The major reason for the uncertainty comes from the fact that the VA uses two different systems to measure employees’ time and attendance. The new system, the Veterans Affairs Time and Attendance System (VATAS) was launched in 2013 to replace the older system, the Enhanced Time and Attendance (ETA) system. The agency expects to complete the VATAS rollout by July 2018.
As the GAO reported, “VATAS provides specific codes for timekeepers to record the various uses of official time for union representational activities, but according to VA officials, ETA lacks such codes.” In other words, the 1 million hours is likely an underestimate of the time worked for unions.
Another reason for uncertainty comes from employees splitting their work time, according to the report. “For example, an employee at one selected facility served as union president 80 percent of the time and as a pharmacist for the remaining 20 percent.
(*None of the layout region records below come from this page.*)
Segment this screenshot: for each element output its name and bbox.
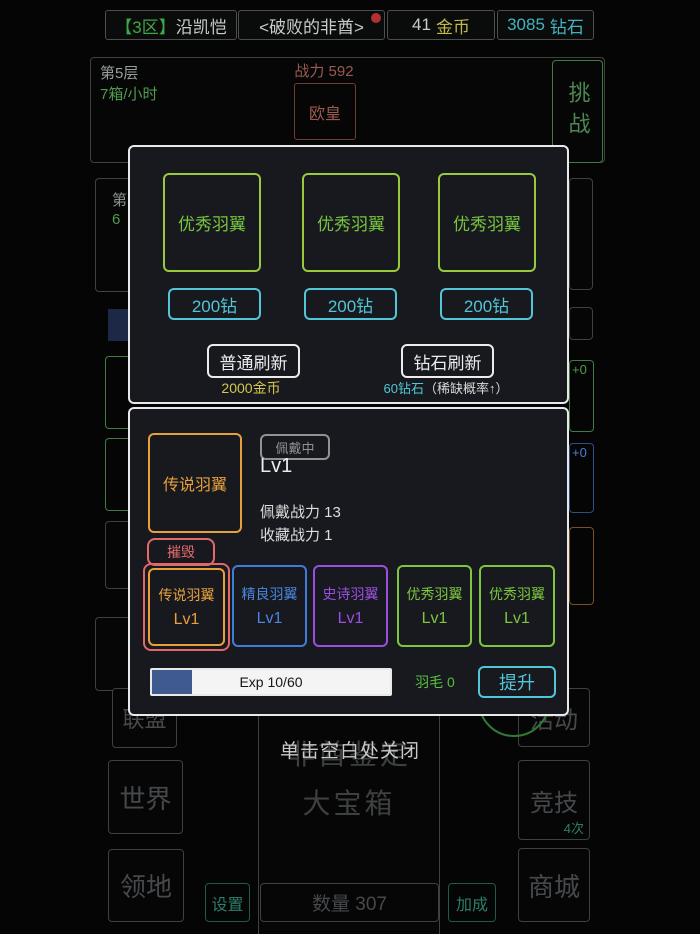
destroy-button[interactable]: 摧毁 bbox=[147, 538, 215, 566]
guild-title-button[interactable]: <破败的非酋> bbox=[238, 10, 385, 40]
slot-blue-plus-label: +0 bbox=[572, 445, 587, 460]
challenge-label: 挑战 bbox=[562, 81, 594, 143]
game-screen: 【3区】 沿凯恺 <破败的非酋> 41 金币 3085 钻石 第5层 7箱/小时… bbox=[0, 0, 700, 934]
shop-item-name: 优秀羽翼 bbox=[453, 210, 521, 235]
inventory-wing-card[interactable]: 优秀羽翼 Lv1 bbox=[479, 565, 555, 647]
menu-shop-button[interactable]: 商城 bbox=[518, 848, 590, 922]
settings-button[interactable]: 设置 bbox=[205, 883, 250, 922]
equipped-badge-label: 佩戴中 bbox=[275, 438, 314, 457]
diamond-unit-label: 钻石 bbox=[550, 13, 584, 38]
right-slot-orange bbox=[569, 527, 594, 605]
exp-label: Exp 10/60 bbox=[152, 670, 390, 694]
server-zone-label: 【3区】 bbox=[115, 13, 175, 38]
wing-level: Lv1 bbox=[338, 610, 364, 628]
inventory-wing-card[interactable]: 传说羽翼 Lv1 bbox=[148, 568, 225, 646]
gold-counter: 41 金币 bbox=[387, 10, 495, 40]
normal-refresh-button[interactable]: 普通刷新 bbox=[207, 344, 300, 378]
upgrade-label: 提升 bbox=[499, 669, 535, 695]
slot-green-plus-label: +0 bbox=[572, 362, 587, 377]
price-label: 200钻 bbox=[464, 292, 509, 317]
shop-item-card[interactable]: 优秀羽翼 bbox=[438, 173, 536, 272]
gold-unit-label: 金币 bbox=[436, 13, 470, 38]
diamond-refresh-label: 钻石刷新 bbox=[414, 349, 482, 374]
chest-rate-label: 7箱/小时 bbox=[100, 83, 158, 104]
buy-button[interactable]: 200钻 bbox=[304, 288, 397, 320]
bonus-label: 加成 bbox=[456, 891, 488, 915]
normal-refresh-cost-label: 2000金币 bbox=[163, 378, 339, 398]
arena-count-badge: 4次 bbox=[548, 818, 584, 837]
selected-wing-card[interactable]: 传说羽翼 bbox=[148, 433, 242, 533]
collection-power-label: 收藏战力 1 bbox=[260, 524, 333, 545]
settings-label: 设置 bbox=[211, 891, 243, 915]
wing-name: 传说羽翼 bbox=[159, 585, 215, 605]
wear-power-label: 佩戴战力 13 bbox=[260, 501, 341, 522]
feather-count-label: 羽毛 0 bbox=[400, 672, 470, 692]
world-label: 世界 bbox=[119, 779, 171, 816]
enemy-card[interactable]: 欧皇 bbox=[294, 83, 356, 140]
bonus-button[interactable]: 加成 bbox=[448, 883, 496, 922]
right-slot-gray-1 bbox=[569, 178, 593, 290]
buy-button[interactable]: 200钻 bbox=[168, 288, 261, 320]
wing-level: Lv1 bbox=[422, 610, 448, 628]
wing-name: 史诗羽翼 bbox=[323, 584, 379, 604]
diamond-value: 3085 bbox=[507, 15, 545, 35]
wing-name: 优秀羽翼 bbox=[407, 584, 463, 604]
inventory-wing-card[interactable]: 优秀羽翼 Lv1 bbox=[397, 565, 472, 647]
menu-world-button[interactable]: 世界 bbox=[108, 760, 183, 834]
wing-name: 精良羽翼 bbox=[242, 584, 298, 604]
wing-level: Lv1 bbox=[257, 610, 283, 628]
shop-label: 商城 bbox=[528, 867, 580, 904]
normal-refresh-label: 普通刷新 bbox=[220, 349, 288, 374]
menu-territory-button[interactable]: 领地 bbox=[108, 849, 184, 922]
diamond-refresh-cost-note: （稀缺概率↑） bbox=[424, 378, 509, 397]
price-label: 200钻 bbox=[328, 292, 373, 317]
gold-value: 41 bbox=[412, 15, 431, 35]
wing-level-label: Lv1 bbox=[260, 455, 292, 478]
inventory-wing-card[interactable]: 史诗羽翼 Lv1 bbox=[313, 565, 388, 647]
diamond-refresh-button[interactable]: 钻石刷新 bbox=[401, 344, 494, 378]
chest-subtitle-label: 大宝箱 bbox=[302, 782, 395, 822]
floor-label: 第5层 bbox=[100, 62, 138, 83]
price-label: 200钻 bbox=[192, 292, 237, 317]
arena-label: 竞技 bbox=[530, 783, 578, 818]
shop-item-card[interactable]: 优秀羽翼 bbox=[302, 173, 400, 272]
wing-name: 优秀羽翼 bbox=[489, 584, 545, 604]
floor2-number-label: 6 bbox=[112, 211, 120, 228]
chest-count-bar: 数量 307 bbox=[260, 883, 439, 922]
diamond-counter: 3085 钻石 bbox=[497, 10, 594, 40]
close-hint-label: 单击空白处关闭 bbox=[248, 736, 452, 763]
destroy-label: 摧毁 bbox=[167, 542, 195, 562]
notification-dot-icon bbox=[371, 13, 381, 23]
player-name-label: 沿凯恺 bbox=[176, 13, 227, 38]
enemy-name-label: 欧皇 bbox=[309, 100, 341, 124]
diamond-refresh-cost: 60钻石 （稀缺概率↑） bbox=[341, 378, 551, 397]
buy-button[interactable]: 200钻 bbox=[440, 288, 533, 320]
inventory-wing-card[interactable]: 精良羽翼 Lv1 bbox=[232, 565, 307, 647]
guild-title-label: <破败的非酋> bbox=[259, 13, 364, 38]
server-player-badge: 【3区】 沿凯恺 bbox=[105, 10, 237, 40]
exp-bar: Exp 10/60 bbox=[150, 668, 392, 696]
enemy-power-label: 战力 592 bbox=[280, 60, 368, 81]
shop-item-name: 优秀羽翼 bbox=[317, 210, 385, 235]
selected-wing-name: 传说羽翼 bbox=[163, 471, 227, 495]
shop-item-card[interactable]: 优秀羽翼 bbox=[163, 173, 261, 272]
upgrade-button[interactable]: 提升 bbox=[478, 666, 556, 698]
territory-label: 领地 bbox=[120, 867, 172, 904]
wing-level: Lv1 bbox=[174, 611, 200, 629]
shop-item-name: 优秀羽翼 bbox=[178, 210, 246, 235]
right-slot-gray-2 bbox=[569, 307, 593, 340]
wing-level: Lv1 bbox=[504, 610, 530, 628]
diamond-refresh-cost-value: 60钻石 bbox=[384, 378, 424, 397]
floor2-prefix-label: 第 bbox=[112, 189, 127, 210]
chest-count-label: 数量 307 bbox=[312, 889, 387, 916]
Managers said it is sometimes difficult to accommodate such employees’ use of official time because it may detract from these employees’ non-union responsibilities.”
Oh, now you tell us!! Working 80 percent of the time as a union president might — just maybe — detract from an employee’s work as a pharmacist. Those long wait lines don’t just create themselves…
All those horror stories about a veteran dying with maggots in his wound, about 25,000 vets being misdiagnosed with Traumatic brain Injury (TBI), about a VA dentist exposing 600 vets to HIV and Hepatitis, about veterans committing suicide after being forced to wait months for treatment — how many of them can be explained by VA employees doing union work on the taxpayers’ dime?
There are various bad factors involved at the VA. The case of Sharon Helman — former head of the VA in Phoenix, Ariz., who was one of the first people fired in 2014 but who nonetheless sued to get her job back — illustrates how difficult it is to terminate bad employees in the federal bureaucracy.
Even President Franklin Delano Roosevelt (FDR), the man whose “New Deal” helped establish the modern federal bureaucracy, opposed public employee unions. “The very nature and purposes of government make it impossible for administrative officials to represent fully or to bind the employer in mutual discussions with government employee organizations,” Roosevelt wrote. “The employer is the whole people, who speak by means of laws enacted by their representatives in Congress.”
FDR warned that any negotiation with a public employee union would constitute a loss of the people’s authority. But the GAO report did not just find the prevalence of these unions at the VA, but that workers even spent 1 million hours working for them, at the expense of the taxpayer.
“There are virtually no accountability mechanisms in place for these employees, in part because VA unions are so intertwined with department leadership,” the CVA policy director Dan Caldwell explained. “For far too long, big-government unions have stood in the way of veterans getting quality care and helped to perpetuate the toxic culture at the VA.”
Caldwell condemned “this clear waste of taxpayer dollars at the hands of American veterans, who deserve much better than this.”
As of yet, the Department of Veterans Affairs has not released a press release responding to the GAO report. It has, however, published news releases on the ten women veterans whose artwork was chosen for display around the country in March, and the VA’s National Cemetery Administration’s ranking first in customer satisfaction among the nation’s top corporations and federal agencies. Bully for them!